Zahl der Bezugssperren ist 2013 auf ein neues Höchstniveau gestiegen
04.02.2014
Steigende Arbeitslosigkeit bedeutet auch steigender Druck auf Arbeitslose: Im vergangenen Jahr ist die Zahl der Existenz gefährdenden Bezugssperren nach einer leichten Entspannung 2012 wieder auf eine neue Rekordhöhe gestiegen: Das AMS verhängte mit 105. 295 Bezugssperren um 6.394 Sperren bzw. um 6,5 % mehr als im Vorjahr. Die Sperrquopte sank nur leicht von 302 auf 295 verhängte Sperre pro 1.000 Arbeitslose und liegt damit fast gleichauf mit dem berüchtigten Hartz-IV Deutschland (308 Sperren pro 1000 Hartz IV Empfänger 2012)! Im Gegensatz zu Hartz IV sind in Österreich aber alle Sperren 100%.
Die meisten Sanktionen wurden wegen versäumter Kontrolltermine verhängt: 56.054 (+1.177 Sperren = +2,1%), gefolgt von 33.078 einmonatigen Sperren wegen Selbstkündigung (+5.628 Sperren = + 20,5%) und 15.816 6 oder 8 Wochen dauernden Sperren wegen angeblicher Vereitelung eines vom AMS zugewiesenen Arbeitsverhältnisses oder einer AMS-Zwangsmaßnahme (-551 Sperren = -3,4 %). Die komplette Einstellung des AMS-Bezugs wegen angeblicher genereller Arbeitsunwilligkeit nach § 9 AlVG ist von einem zwar geringen Niveau aber stark um 67,6% von 207 auf 347 Sperren gestiegen.

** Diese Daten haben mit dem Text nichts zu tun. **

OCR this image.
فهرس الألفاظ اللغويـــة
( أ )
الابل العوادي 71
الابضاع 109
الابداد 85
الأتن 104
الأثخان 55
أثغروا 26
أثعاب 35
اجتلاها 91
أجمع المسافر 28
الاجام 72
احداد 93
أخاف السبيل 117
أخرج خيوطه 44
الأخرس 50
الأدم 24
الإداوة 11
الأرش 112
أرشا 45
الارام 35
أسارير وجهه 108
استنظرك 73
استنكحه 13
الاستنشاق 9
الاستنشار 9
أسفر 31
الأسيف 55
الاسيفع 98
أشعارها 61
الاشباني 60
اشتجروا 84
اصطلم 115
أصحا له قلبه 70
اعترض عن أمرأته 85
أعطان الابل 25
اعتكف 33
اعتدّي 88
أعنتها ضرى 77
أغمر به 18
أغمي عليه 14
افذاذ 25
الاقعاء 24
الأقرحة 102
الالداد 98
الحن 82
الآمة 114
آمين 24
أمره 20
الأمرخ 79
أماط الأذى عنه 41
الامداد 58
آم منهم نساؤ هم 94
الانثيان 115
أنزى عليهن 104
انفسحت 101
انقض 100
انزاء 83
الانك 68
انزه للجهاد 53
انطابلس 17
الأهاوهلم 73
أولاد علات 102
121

Die größte Zunahme der Anzahl der Sperren durch AMS gab es in der Steiermark mit plus 14,6%, gefolgt von Kärnten mit plus 13,6% und Oberösterreich mit plus 9,7%. Umgerechnet auf die Zahl der Arbeitslosen stieg die in Vorarlberg mit plus 7,4% am meisten, gefolgt von der Steiermark mit plus 5,2% und Kärnten mit plus 1,7%, die größten Rückgänge bei der Sperrquote gab es im Burgenland mit minus 10,3 % und Wien mit minus 8,9%. Die Sperrquote fällt allerdings sehr unterschiedlich aus: Am häufigsten sperrt das AMS Vorarlberg mit 390 Sperren pro 1.000 Arbeitslose und Oberösterreich mit 388 Sperren pro 1.000 Arbeitslose. In der Steiermark ist diese mit 245 Sperren pro 1.000 Arbeitslose am niedrigsten.
Langfristig betrachtet, wurde der Druck auf Arbeitslose mit wachsender Massenarbeitslosigkeit stetig erhöht: 2000 entfielen auf 1000 Arbeitslose „nur“ 250 Sperren, einen vorläufigen Höchststand erreichte der Sanktionsdruck 2008 und 2011 mit 336 bzw. 335 Sperren pro 1000 Arbeitslose. Das heißt: unter Sozialminister Rudolf Hundstorfer (SPÖ) wurde die repressive Politik der schwarz-blauen Koalition von Wirtschaftsminister Martin Bartenstein (ÖVP) – der damals für das AMS zuständig war – nicht nur weiter geführt sondern auch noch weiter verschärft!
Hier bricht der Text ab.